There is no way they can deny their involvement, since tens of thousands of online gawkers witnessed them apparently hounding the woman to death. Her real name was Min Ha-young, but it turns out she had an even more notorious “flamer” identity online. They also soon learn her “Re-Na” twitter account was hacked. Ha soon suspects they were set up to cover for a murder, so if they can catch the killer, they just might salvage their hopes of becoming cops.

Something about the internet just brings out the stupid in people, so every mistake these knuckleheads make is wince-inducingly credible.

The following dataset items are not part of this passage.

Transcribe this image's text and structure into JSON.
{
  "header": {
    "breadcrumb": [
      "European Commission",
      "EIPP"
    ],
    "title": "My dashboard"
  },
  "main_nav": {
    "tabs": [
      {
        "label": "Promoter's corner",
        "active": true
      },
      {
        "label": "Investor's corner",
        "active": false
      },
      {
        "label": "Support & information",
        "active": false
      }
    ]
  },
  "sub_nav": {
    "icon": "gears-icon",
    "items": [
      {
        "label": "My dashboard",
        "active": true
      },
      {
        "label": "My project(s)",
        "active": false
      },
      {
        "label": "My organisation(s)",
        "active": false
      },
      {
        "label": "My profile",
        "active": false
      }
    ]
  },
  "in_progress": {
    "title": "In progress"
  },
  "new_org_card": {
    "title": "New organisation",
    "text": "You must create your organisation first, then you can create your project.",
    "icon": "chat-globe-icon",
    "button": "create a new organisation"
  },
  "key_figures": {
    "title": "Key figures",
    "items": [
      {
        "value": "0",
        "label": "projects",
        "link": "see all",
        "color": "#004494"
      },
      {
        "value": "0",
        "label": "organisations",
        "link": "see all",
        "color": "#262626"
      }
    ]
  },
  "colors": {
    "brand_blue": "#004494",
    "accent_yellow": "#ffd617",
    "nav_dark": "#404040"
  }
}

Hong dexterously keeps increasing the temperature on Kim and Ha, like frogs in slowly boiling water, but he loses the handle on the hyperventilating climax.

Hong’s faux-vérité vibe gives the film you-are-there immediacy and the entire cast looks like it was plucked out of bargain basement internet café. While Byun Yo-han is a bit stolid as Kim, Lee Joo-seung is appropriately tightly wound and jangly as Ha. Basically, we can believe this young ensemble is capable of a wide range of morally problematic behavior, which is a disturbing commentary in itself.

While SoPho shares some thematic similarities with Solomon’s Perjury, it lacks the Japanese film sequence’s depth and scope. It is sort of like comparing a line of shots with a multi-course banquet. One is instantly effective, while the other is much more nourishing. Still, SoPho definitely succeeds as a cautionary tale. After watching it, you will want to run multiple virus scans on your computer and then dunk it in industrial strength disinfectant. Recommended for fans of Unfriended, Socialphobia screens tomorrow (7/4) at the Walter Reade, as part of this year’s NYAFF.